Die Beklagten waren der Ansicht, dass dem Kläger aufgrund der Betriebsübertragung keine Pflichtteilsansprüche mehr zustünden.

Die Entscheidung des BGH:

Der BGH hob das Urteil des Oberlandesgerichts auf und verwies die Sache zur neuen Verhandlung zurück.

Begründung:

Der BGH stellte fest, dass die Formulierung

„im Wege vorweggenommener Erbfolge unentgeltlich“

nicht eindeutig ist und daher durch Auslegung ermittelt werden muss, ob der Erblasser damit eine Ausgleichung, eine Anrechnung oder eine Kombination von beidem anordnen wollte.

BGH IV ZR 91/09

  • Ausgleichung: Bei einer Ausgleichung wird der Wert der Zuwendung vom Erbteil abgezogen und erst von diesem so ermittelten Betrag der Pflichtteil berechnet.
  • Anrechnung: Bei einer Anrechnung wird der Pflichtteil zunächst selbst berechnet und dann von diesem Pflichtteil der Wert der Zuwendung abgezogen.

Welche dieser Regelungen zur Anwendung kommt, hängt vom Willen des Erblassers ab.
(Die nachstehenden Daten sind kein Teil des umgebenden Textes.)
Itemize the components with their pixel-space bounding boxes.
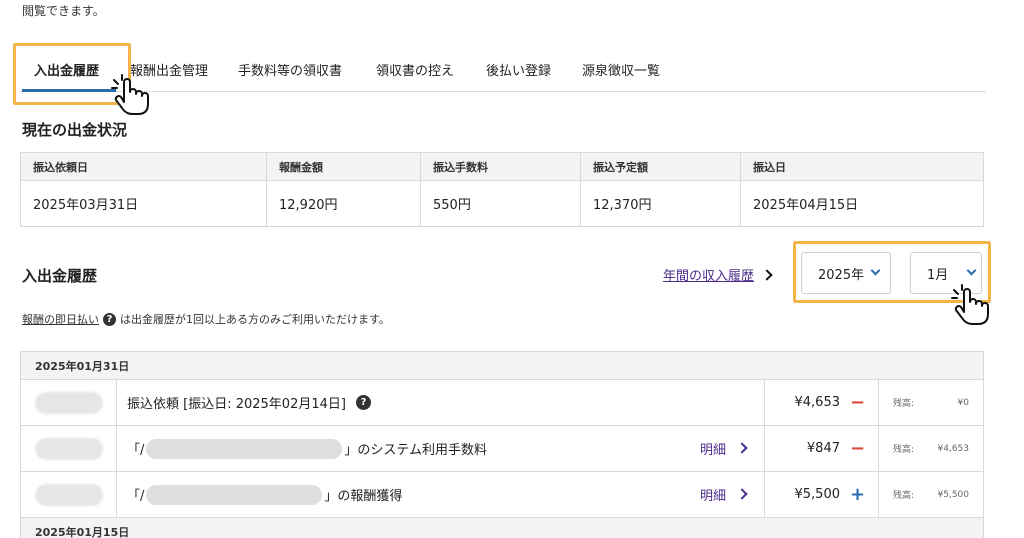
detail-label: 明細 (699, 489, 726, 504)
history-entry: 「/ 」のシステム利用手数料 明細 ¥847 − 残高: ¥4,653 (21, 426, 983, 472)
entry-amount: ¥847 − (765, 426, 879, 471)
tab-withholding-list[interactable]: 源泉徴収一覧 (582, 60, 660, 79)
detail-link[interactable]: 明細 (699, 439, 748, 458)
chevron-right-icon (736, 487, 748, 500)
balance-value: ¥0 (957, 397, 969, 408)
chevron-right-icon (761, 269, 773, 281)
tab-deferred-payment[interactable]: 後払い登録 (486, 60, 551, 79)
entry-balance: 残高: ¥0 (879, 380, 983, 425)
entry-description: 「/ 」の報酬獲得 明細 (117, 472, 765, 517)
annual-income-history-label: 年間の収入履歴 (663, 269, 755, 284)
status-section-title: 現在の出金状況 (22, 121, 128, 139)
intro-text: 閲覧できます。 (22, 4, 105, 18)
balance-label: 残高: (893, 445, 915, 455)
entry-amount-value: ¥847 (806, 441, 840, 456)
blurred-name (146, 484, 323, 505)
detail-label: 明細 (699, 443, 726, 458)
history-date-row: 2025年01月31日 (21, 352, 983, 380)
history-entry: 振込依頼 [振込日: 2025年02月14日] ? ¥4,653 − 残高: ¥… (21, 380, 983, 426)
instant-payment-note-text: は出金履歴が1回以上ある方のみご利用いただけます。 (120, 313, 390, 326)
entry-amount: ¥5,500 + (765, 472, 879, 517)
entry-icon-cell (21, 380, 117, 425)
entry-description: 振込依頼 [振込日: 2025年02月14日] ? (117, 380, 765, 425)
status-scheduled-amount: 12,370円 (580, 180, 741, 227)
entry-icon-cell (21, 426, 117, 471)
entry-amount-value: ¥5,500 (794, 487, 841, 502)
balance-value: ¥4,653 (937, 443, 970, 454)
status-header-scheduled-amount: 振込予定額 (580, 152, 741, 181)
balance-label: 残高: (893, 399, 915, 409)
tab-receipt-copies[interactable]: 領収書の控え (376, 60, 454, 79)
entry-description-text: 振込依頼 [振込日: 2025年02月14日] (127, 397, 346, 412)
status-reward-amount: 12,920円 (266, 180, 421, 227)
balance-label: 残高: (893, 491, 915, 501)
help-icon[interactable]: ? (355, 395, 371, 410)
entry-amount-value: ¥4,653 (794, 395, 841, 410)
history-entry: 「/ 」の報酬獲得 明細 ¥5,500 + 残高: ¥5,500 (21, 472, 983, 518)
entry-description-prefix: 「/ (127, 443, 145, 458)
history-section-title: 入出金履歴 (22, 267, 98, 285)
status-header-transfer-fee: 振込手数料 (420, 152, 581, 181)
entry-icon-cell (21, 472, 117, 517)
status-request-date: 2025年03月31日 (20, 180, 267, 227)
hand-pointer-icon (111, 74, 149, 115)
history-date-row: 2025年01月15日 (21, 518, 983, 538)
status-header-reward-amount: 報酬金額 (266, 152, 421, 181)
entry-balance: 残高: ¥4,653 (879, 426, 983, 471)
blurred-icon (34, 483, 103, 506)
tab-bar: 入出金履歴 報酬出金管理 手数料等の領収書 領収書の控え 後払い登録 源泉徴収一… (20, 50, 986, 92)
status-table: 振込依頼日 報酬金額 振込手数料 振込予定額 振込日 2025年03月31日 1… (20, 152, 984, 227)
plus-icon: + (850, 484, 866, 505)
history-list: 2025年01月31日 振込依頼 [振込日: 2025年02月14日] ? ¥4… (20, 351, 984, 538)
status-transfer-date: 2025年04月15日 (740, 180, 984, 227)
annual-income-history-link[interactable]: 年間の収入履歴 (663, 265, 773, 284)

Ausschlaggebend ist, ob der Erblasser mit der Zuwendung zugleich eine Enterbung des Empfängers mit bloßer Pflichtteilsberechtigung beabsichtigte (Anrechnung)

oder ob der Empfänger lediglich zeitlich vorgezogen bedacht werden sollte (Ausgleichung).

Der BGH kritisierte, dass das Oberlandesgericht ohne weitere Prüfung von einer Ausgleichung ausgegangen war.

Es hätte den Willen der Erblasserin ermitteln müssen, wozu eine Gesamtbewertung aller relevanten Umstände erforderlich ist.

Darlegungs- und Beweislast:

BGH IV ZR 91/09

Der BGH stellte klar, dass die Erben die Beweislast für eine pflichtteilsmindernde Anrechnungsbestimmung tragen.

Im vorliegenden Fall hatten die Beklagten zum Wert des Unternehmens ausreichend vorgetragen.

Dem Kläger obliege es nun, diesem Vorbringen substantiiert zu entgegnen.

Fazit:

Das Urteil des BGH verdeutlicht, dass die Formulierung

„im Wege vorweggenommener Erbfolge unentgeltlich“

nicht automatisch zu einer Ausgleichung führt.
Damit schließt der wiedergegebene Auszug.